Brookhaven Residents Demand Landfill Closure Citing Groundwater Contamination, Forever Chemicals
Dozens gathered Feb. 26 at Brookhaven Town Hall demanding immediate closure of the 192-acre landfill after 2023 tests found PFOA, PFOS and 1,4-dioxane in on-site monitoring wells.

Dozens of Brookhaven residents and local activists gathered outside Brookhaven Town Hall on Feb. 26, 2026 to demand a faster, more decisive cleanup of the Brookhaven Landfill and immediate closure and remediation, organizers said. The protest was organized by the Brookhaven Landfill Action and Remediation Group (BLARG) and drew community leaders including Fitzgerald, Michelle Mendez, Abena Asare and Kerim Odekon; BLARG members criticized what they described as slow action from town and state officials. “I’m surprised. I don’t really understand the delay, and I don’t think I’m going to get an answer,” said Maher, identified as a BLARG member. “We feel like our voice doesn’t count and that we are not being involved,” said Dennis Nix, a founding BLARG member.
The landfill sits in North Bellport, rising behind the Frank P. Long Intermediate School and playground, and has been variously described in reporting as a 192-acre facility and as a 270-foot-high waste mass shrouded by trees. Leachate tanks and active ashfill are visible near East Woodside Drive, and residents and environmental groups point to a roughly four-mile underground plume of contamination stretching south toward Bellport Bay that places North Bellport in the plume’s path.
State testing and historical records underpin the community’s concern. The New York State Department of Environmental Conservation required quarterly emerging contaminant sampling after a 2021 permit renewal; sampling conducted through 2022 was reviewed by DEC and groundwater testing in 2023 detected PFAS compounds including PFOA and PFOS and the solvent 1,4-dioxane in on-site monitoring wells at levels exceeding groundwater guidance values. BLARG also obtained Suffolk County Department of Health documents via FOIL in 2021 showing private wells tested positive for high levels of iron and PFAS in 2017, and U.S. Geological Survey work in the 1980s identified a contaminant plume linked to the landfill and a leaking liner.
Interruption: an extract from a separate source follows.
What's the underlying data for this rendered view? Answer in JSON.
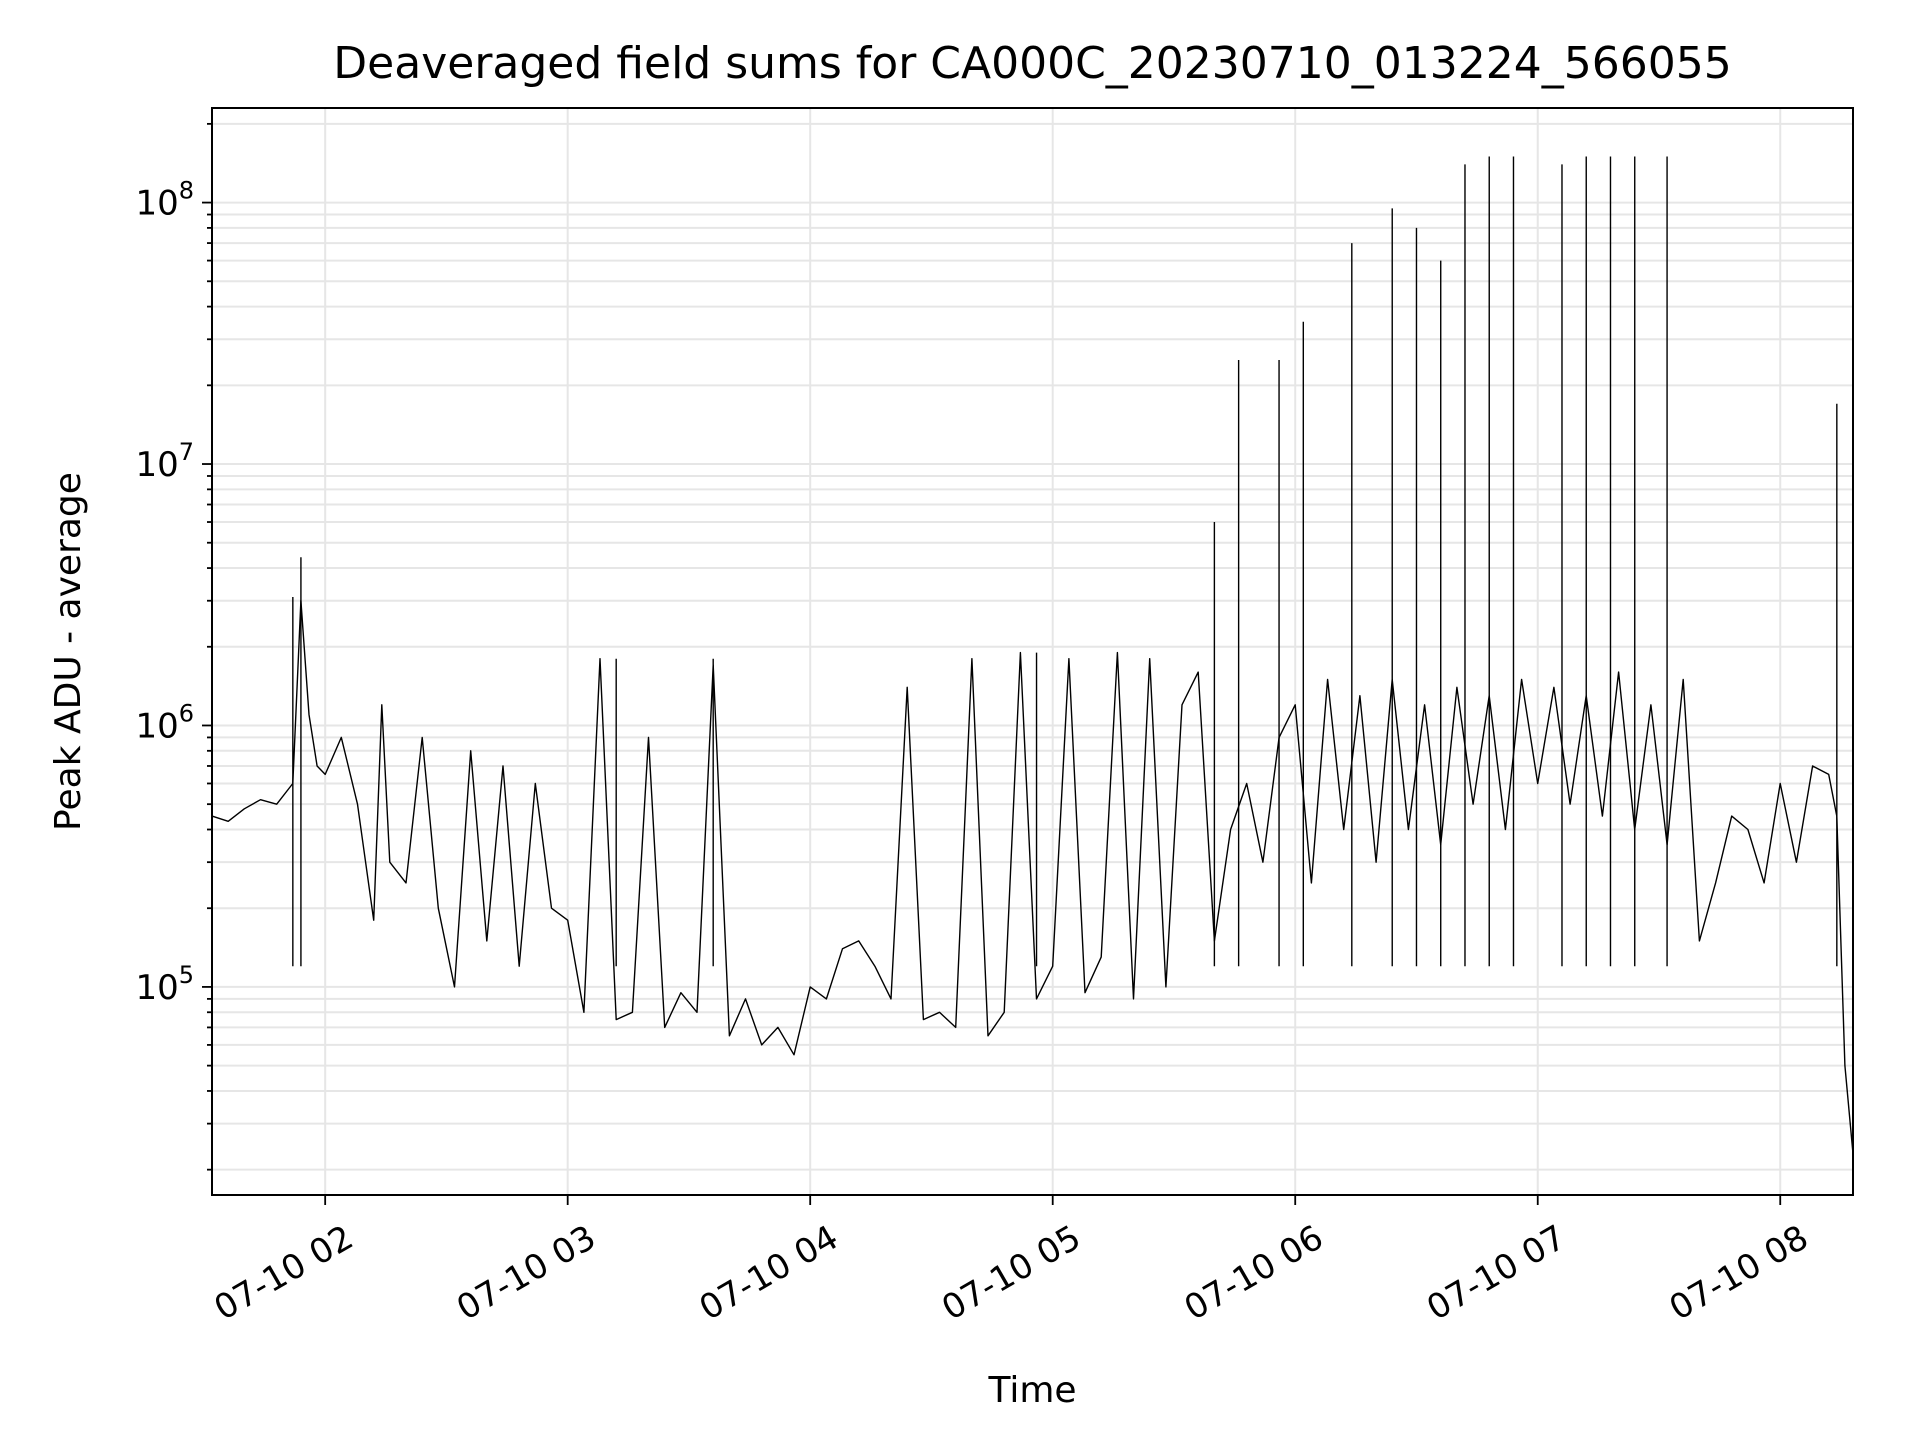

Regulatory pressure has increased but deadlines and disputes remain. DEC ordered the town in August 2023 to assess remediation options and later rejected a late-2024 Brookhaven report that blamed other industrial properties and concluded there was “no discernible [chemical] plume emanating from the landfill,” ordering a new study. A July 31 DEC letter to town officials directed that potential cleanup options must include closing the landfill. After an initial deadline tied to a “last summer” order, DEC extended the town’s deadline; the state set May 1, 2026 as the date Brookhaven must recommend cleanup plans and required an interim Corrective Measures Assessment by April 15, 2026. DEC spokesperson Aphrodite Montalvo said the extension was set at the request of town officials, and DEC officials will meet with residents and local leaders on March 27, 2026.
Town officials have projected the landfill would run out of permitted capacity and shut down in 2028, a timetable Deputy Supervisor Dan Panico has cited in local reporting; DEC materials note that permits do not set closing dates and that closure timing depends on fill rates. Community leaders at the Feb. 26 action demanded that the April 15 interim CMA and the May 1 remediation plan prioritize closure and remediation with meaningful community involvement, echoing Fitzgerald’s call that “we felt we needed new action and conversation to bring attention to the disproportionate harm we face.” The March 27 meeting and the required submissions in April and May will determine whether those demands translate into a remediation path that includes closure.